1 Rogoff, Irit. “‘Smuggling’ – An Embodied Crticality (sic).” Xenopraxis, www.xenopraxis.net/readings/rogoff_smuggling.pdf. Accessed 22 May 2022.
2 Fokianaki, iLiana, guest. “The Role of Ideology in Institutions: iLiana Fokianaki and Laura Raicovich.” E-flux podcast, Spotify, Feb 2020, https://open.spotify.com/episode/01UMmXwN3HPpf0E4SCnY1N?si=68f14e8a5acb40a6. Accessed 22 May 2022.
3 Michelle Teran. Personal Communication.
Thursday, March 24
In preparation for the Tatreez workshop on Thursday evening I had watched some lectures and read up on the history and meaning of embroidery in Palestine. Tatreez means embroidery in Arabic, but also often specifically refers to Palestinian embroidery. I had been in contact with Fouda Deeb, a Palestinian textile artist for about two weeks then. On two Sundays I biked out to Vlaardingen to meet up with her, once accompanied by Carla Arcos and Maia Lauffs. She showed us her beautiful embroidery work: dresses, scarfs, a map of Palestine, and a huge crochet blanket.
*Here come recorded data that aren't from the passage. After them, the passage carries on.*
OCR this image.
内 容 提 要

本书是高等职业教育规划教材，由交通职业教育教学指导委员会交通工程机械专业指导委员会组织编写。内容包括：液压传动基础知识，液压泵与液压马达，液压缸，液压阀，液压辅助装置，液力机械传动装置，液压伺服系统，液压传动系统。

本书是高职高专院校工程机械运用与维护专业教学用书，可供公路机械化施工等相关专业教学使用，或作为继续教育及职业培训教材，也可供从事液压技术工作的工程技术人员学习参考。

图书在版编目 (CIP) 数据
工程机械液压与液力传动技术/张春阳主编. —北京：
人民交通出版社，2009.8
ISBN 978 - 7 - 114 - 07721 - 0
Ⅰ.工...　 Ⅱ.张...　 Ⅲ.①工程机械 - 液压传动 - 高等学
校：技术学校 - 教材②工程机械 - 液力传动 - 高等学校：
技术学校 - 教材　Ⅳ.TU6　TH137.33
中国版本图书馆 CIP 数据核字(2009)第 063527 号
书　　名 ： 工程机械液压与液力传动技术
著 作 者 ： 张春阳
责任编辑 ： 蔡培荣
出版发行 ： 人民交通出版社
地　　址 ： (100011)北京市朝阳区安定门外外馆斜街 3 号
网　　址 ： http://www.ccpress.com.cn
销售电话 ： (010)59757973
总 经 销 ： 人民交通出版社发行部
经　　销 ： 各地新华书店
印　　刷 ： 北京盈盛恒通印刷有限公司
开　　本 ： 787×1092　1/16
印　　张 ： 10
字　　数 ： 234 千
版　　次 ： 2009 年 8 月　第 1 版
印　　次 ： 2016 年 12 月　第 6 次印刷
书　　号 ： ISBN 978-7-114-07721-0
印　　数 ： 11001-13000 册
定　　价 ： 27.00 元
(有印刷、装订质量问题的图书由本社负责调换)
The workshop was held in a small room behind the knitting room in the Fabric Station. We made some tea and bought sweets. Fouda had prepared aida fabric, cotton thread, embroidery needles and patterns. After we introduced tatreez and showed a short video, Fouda went around to show everybody the basics of the cross stitch, which is based on small xs formed in the squares of the aida fabric. This way, forming and connecting little xs, we slowly worked our way across the fabric, sometimes while chatting, sometimes in concentrated silence. Embroidery is a repetitive activity, the movements soon feel automatic, but if one doesn't concentrate on the pattern, one easily makes mistakes, having to start over and over again. At the end of the 2.5-hour workshop most participants had only finished a tiny part of the pattern. Through working with Fouda and reading literature on Palestine I learned a lot about affirmative, cultural activities as forms of resistance.